Peak oil scepticism becomes increasingly desperate

by | Jun 9, 2008

The old standby argument of the so-called ‘peak oil sceptics’ was that if we really were facing geological limits to oil extraction rates then prices would be rising rapidly. Since prices were relatively stable there was clearly no impending problem. And anyway, if prices started rising (to, say, $70 a barrel) that would stimulate much increased exploration and production and bring prices back down again. So go back to sleep and don’t let the peak oil lunatics disturb your slumbers.

Now of course, prices are indeed rocketing ($138 a barrel today, a more-than-100% increase in the past year), so have they changed their tune?

Well, amazingly Daniel Yergin of CERA has. He is perhaps the highest-profile sceptic and has consistently predicted lower oil prices, yet last month his Cambridge Energy Research Associates firm predicted that the price could rise to $150 a barrel this year. He hasn’t acknowledged peak oil, but I wonder whether he will be refunding all the people he’s been advising in the opposite direction in recent years?

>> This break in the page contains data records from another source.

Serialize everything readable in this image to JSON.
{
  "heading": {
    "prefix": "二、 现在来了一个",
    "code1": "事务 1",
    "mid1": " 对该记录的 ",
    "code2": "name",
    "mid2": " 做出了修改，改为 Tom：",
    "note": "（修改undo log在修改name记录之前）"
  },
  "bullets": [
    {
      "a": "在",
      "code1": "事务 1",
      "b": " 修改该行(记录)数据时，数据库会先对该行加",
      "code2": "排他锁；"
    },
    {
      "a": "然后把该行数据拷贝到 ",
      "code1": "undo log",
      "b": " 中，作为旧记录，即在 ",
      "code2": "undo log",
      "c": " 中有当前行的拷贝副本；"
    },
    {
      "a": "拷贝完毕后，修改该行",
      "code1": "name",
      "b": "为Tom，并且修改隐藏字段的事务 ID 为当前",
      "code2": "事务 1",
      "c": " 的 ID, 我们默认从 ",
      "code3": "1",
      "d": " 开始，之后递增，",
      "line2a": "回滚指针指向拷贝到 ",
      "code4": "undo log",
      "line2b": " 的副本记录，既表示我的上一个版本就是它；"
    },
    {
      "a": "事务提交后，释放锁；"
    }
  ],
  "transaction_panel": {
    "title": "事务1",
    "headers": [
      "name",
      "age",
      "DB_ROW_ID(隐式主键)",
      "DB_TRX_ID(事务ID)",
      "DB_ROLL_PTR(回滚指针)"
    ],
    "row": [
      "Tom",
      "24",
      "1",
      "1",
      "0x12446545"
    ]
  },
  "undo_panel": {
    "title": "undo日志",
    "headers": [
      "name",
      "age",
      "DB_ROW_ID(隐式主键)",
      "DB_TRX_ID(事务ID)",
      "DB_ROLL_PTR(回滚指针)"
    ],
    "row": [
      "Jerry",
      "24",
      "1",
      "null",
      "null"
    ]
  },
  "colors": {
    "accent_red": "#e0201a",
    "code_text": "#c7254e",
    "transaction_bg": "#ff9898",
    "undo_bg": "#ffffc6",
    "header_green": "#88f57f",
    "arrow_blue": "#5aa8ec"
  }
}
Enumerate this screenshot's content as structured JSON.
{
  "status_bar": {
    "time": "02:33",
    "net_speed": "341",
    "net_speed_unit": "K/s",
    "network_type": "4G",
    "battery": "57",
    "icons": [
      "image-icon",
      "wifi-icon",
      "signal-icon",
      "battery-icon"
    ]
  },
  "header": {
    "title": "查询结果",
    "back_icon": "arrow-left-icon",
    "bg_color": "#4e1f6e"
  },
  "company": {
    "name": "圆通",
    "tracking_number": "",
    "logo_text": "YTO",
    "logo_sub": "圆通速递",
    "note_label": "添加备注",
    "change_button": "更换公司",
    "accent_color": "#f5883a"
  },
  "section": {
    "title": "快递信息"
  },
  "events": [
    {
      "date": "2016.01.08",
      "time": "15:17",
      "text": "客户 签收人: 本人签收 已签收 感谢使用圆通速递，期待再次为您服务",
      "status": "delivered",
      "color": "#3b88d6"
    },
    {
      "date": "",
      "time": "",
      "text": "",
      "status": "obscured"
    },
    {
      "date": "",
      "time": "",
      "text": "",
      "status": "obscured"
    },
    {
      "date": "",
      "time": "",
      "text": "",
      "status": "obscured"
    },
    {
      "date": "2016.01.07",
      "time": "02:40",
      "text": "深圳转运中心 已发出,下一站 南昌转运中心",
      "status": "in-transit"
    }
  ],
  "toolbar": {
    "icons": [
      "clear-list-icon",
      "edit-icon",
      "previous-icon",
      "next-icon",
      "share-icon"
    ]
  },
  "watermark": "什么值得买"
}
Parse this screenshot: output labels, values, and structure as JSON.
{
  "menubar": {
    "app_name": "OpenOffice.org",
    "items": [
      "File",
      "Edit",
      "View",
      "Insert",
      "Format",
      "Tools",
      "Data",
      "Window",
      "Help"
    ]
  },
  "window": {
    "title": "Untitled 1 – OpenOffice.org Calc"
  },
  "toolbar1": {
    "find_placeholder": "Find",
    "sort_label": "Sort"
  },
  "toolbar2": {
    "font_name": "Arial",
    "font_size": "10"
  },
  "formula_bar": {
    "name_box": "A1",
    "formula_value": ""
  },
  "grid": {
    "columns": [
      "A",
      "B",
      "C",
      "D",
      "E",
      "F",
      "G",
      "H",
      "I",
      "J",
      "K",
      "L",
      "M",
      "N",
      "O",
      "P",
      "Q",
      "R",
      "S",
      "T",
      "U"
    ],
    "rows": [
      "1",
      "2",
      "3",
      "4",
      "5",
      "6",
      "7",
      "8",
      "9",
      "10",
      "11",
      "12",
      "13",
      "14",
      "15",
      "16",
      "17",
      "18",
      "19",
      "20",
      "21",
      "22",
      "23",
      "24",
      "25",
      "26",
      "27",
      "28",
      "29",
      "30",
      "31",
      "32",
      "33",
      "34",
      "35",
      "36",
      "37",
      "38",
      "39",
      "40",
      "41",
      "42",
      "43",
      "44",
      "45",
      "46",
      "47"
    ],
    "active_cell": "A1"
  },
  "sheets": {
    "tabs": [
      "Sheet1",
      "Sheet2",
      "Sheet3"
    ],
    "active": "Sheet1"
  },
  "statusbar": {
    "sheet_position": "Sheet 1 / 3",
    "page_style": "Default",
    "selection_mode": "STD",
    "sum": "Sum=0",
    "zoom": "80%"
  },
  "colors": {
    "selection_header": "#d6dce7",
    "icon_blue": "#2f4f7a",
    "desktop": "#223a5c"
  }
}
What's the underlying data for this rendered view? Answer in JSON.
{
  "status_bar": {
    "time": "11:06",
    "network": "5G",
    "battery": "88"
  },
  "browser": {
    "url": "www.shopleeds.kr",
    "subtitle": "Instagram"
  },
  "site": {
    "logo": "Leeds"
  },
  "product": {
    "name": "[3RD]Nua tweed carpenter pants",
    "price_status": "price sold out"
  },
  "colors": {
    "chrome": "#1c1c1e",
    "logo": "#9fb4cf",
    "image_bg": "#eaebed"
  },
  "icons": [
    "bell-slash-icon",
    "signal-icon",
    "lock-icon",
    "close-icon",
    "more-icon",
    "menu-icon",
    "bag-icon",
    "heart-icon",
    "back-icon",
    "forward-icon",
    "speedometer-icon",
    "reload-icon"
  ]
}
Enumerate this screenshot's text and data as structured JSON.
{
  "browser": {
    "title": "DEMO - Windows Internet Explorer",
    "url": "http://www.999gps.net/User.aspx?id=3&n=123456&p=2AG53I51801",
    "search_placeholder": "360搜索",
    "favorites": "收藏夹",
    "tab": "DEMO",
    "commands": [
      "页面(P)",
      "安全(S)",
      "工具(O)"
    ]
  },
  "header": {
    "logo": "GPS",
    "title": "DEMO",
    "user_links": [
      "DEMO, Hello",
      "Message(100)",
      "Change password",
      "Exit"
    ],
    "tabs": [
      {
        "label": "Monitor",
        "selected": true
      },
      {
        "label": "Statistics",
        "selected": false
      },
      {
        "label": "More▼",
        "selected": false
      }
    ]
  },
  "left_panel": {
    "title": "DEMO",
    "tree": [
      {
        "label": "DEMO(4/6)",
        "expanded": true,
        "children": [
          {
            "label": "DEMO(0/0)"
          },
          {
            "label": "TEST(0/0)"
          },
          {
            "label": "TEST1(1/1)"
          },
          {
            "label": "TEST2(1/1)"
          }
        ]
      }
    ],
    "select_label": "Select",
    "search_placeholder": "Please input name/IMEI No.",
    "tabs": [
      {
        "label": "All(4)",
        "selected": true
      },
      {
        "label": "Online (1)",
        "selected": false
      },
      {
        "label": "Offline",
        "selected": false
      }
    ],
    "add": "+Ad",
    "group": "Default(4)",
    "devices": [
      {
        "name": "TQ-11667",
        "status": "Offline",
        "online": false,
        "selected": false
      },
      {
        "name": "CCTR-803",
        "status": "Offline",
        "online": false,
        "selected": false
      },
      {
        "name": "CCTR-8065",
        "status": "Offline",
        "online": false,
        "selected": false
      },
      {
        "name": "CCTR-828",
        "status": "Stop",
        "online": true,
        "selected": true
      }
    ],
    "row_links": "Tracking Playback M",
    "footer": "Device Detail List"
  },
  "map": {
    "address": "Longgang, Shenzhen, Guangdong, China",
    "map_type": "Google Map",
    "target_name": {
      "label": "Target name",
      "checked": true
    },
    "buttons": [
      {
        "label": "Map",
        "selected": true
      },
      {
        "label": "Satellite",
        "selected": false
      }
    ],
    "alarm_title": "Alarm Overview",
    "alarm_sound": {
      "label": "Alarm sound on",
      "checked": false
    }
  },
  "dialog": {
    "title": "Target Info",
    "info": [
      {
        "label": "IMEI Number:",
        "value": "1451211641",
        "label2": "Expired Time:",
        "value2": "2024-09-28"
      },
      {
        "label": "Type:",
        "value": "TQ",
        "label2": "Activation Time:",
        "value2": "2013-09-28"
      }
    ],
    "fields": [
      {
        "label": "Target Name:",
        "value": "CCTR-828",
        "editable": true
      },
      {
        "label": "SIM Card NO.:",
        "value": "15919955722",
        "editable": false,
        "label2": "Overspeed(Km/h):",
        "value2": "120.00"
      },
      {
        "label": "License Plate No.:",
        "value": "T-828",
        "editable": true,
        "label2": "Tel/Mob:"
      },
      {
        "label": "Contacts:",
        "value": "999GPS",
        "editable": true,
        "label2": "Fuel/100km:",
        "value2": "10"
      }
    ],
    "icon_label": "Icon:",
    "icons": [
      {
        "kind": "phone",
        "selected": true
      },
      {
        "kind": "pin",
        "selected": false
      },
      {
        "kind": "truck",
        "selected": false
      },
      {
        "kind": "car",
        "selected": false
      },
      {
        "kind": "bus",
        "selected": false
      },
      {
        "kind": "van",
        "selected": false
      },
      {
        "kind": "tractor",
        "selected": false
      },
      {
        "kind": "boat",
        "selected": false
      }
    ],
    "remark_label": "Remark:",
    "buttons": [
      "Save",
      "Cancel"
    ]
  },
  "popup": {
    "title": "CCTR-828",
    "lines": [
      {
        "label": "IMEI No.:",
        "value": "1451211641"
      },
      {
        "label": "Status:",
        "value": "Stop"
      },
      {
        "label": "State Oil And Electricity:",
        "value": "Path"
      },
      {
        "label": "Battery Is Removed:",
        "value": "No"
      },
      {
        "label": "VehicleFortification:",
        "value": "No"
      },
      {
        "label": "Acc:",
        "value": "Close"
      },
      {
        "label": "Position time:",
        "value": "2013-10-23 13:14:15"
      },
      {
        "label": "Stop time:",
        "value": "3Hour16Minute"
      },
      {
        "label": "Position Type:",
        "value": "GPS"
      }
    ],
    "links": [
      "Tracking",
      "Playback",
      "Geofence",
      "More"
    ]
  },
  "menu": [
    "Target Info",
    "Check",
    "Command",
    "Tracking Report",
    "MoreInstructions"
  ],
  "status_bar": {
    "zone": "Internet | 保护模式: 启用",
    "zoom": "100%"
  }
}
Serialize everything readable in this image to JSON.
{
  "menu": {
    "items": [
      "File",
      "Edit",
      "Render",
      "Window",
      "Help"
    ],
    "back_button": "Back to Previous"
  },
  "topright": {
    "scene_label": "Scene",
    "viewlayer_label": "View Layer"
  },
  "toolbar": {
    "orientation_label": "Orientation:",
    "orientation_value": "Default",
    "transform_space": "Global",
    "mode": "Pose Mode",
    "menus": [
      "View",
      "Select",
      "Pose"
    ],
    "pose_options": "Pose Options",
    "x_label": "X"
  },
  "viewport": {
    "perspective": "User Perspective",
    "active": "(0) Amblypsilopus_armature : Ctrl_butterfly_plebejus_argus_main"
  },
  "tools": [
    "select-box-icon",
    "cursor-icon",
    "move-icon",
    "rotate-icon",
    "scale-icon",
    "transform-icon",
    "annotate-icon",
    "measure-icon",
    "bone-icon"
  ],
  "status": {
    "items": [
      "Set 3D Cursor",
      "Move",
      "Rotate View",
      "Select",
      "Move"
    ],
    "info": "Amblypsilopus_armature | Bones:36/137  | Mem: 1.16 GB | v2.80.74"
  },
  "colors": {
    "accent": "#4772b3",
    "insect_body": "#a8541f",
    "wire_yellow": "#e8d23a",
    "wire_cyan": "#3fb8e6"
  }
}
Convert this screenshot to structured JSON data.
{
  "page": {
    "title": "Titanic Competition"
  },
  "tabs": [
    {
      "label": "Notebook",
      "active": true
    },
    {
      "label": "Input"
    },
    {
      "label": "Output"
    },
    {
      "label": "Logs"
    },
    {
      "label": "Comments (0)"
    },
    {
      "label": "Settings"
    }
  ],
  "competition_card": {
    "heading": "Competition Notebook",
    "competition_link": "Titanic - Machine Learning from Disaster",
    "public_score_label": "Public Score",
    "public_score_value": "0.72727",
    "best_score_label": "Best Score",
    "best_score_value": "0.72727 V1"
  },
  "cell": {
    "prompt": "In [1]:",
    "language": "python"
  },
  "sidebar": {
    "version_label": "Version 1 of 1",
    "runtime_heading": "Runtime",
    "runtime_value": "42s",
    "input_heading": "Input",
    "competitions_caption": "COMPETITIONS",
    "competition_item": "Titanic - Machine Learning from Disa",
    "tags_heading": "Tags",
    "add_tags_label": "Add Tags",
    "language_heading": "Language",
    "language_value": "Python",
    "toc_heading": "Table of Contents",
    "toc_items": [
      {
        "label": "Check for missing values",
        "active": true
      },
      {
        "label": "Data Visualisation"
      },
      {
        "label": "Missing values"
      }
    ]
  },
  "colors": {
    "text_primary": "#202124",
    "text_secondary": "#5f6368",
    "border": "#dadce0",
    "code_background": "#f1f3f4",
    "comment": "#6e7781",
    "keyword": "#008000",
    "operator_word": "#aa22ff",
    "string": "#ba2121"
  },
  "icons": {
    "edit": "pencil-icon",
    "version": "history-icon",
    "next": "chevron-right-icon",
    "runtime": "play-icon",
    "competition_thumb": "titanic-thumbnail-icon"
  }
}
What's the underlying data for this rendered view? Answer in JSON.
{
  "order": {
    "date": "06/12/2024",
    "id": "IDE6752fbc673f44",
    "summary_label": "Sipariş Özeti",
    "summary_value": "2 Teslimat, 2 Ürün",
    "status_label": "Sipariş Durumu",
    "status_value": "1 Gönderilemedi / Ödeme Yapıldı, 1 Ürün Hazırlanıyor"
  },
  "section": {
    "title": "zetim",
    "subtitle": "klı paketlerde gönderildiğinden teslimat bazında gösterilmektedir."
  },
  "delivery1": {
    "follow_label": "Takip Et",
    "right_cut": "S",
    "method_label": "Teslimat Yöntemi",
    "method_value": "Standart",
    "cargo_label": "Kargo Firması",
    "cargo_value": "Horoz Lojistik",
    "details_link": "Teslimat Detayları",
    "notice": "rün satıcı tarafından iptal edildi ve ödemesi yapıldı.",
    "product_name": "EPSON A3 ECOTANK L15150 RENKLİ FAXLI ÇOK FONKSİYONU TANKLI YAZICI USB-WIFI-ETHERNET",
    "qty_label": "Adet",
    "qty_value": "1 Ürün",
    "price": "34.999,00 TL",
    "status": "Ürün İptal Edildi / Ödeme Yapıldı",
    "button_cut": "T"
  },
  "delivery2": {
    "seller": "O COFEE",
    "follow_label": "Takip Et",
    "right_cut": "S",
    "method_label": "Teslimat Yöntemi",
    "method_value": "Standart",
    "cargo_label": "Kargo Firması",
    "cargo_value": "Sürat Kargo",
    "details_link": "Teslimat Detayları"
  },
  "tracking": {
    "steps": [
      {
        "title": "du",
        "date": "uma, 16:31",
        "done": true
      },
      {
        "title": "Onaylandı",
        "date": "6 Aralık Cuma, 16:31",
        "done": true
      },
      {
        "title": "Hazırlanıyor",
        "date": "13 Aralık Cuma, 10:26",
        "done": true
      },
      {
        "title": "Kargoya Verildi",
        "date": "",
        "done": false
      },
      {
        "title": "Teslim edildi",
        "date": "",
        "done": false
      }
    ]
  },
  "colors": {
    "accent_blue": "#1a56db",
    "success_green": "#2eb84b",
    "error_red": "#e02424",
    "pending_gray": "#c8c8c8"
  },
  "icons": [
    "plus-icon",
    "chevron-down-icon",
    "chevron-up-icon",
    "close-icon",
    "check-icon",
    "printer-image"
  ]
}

But the Peak Oil sceptics now have a new tune – we can see that the problem is not geological limits BECAUSE prices are rising! The argument now is that in the context of rising prices and oil futures in contango it makes no sense for producers to strain every sinew to ramp up production – they are instead choosing to keep the oil in place and sell it later at higher prices. It’s not that they can’t increase production, but that they’re choosing not to.

There’s a nugget of truth in each argument, but isn’t it interesting that while the evidence of the oil price is the exact opposite, the conclusion drawn from it is the same.

So you see, whether prices or falling or rising they provide unequivocal proof that we are not facing geological limits to global oil production. Reassuring, isn’t it?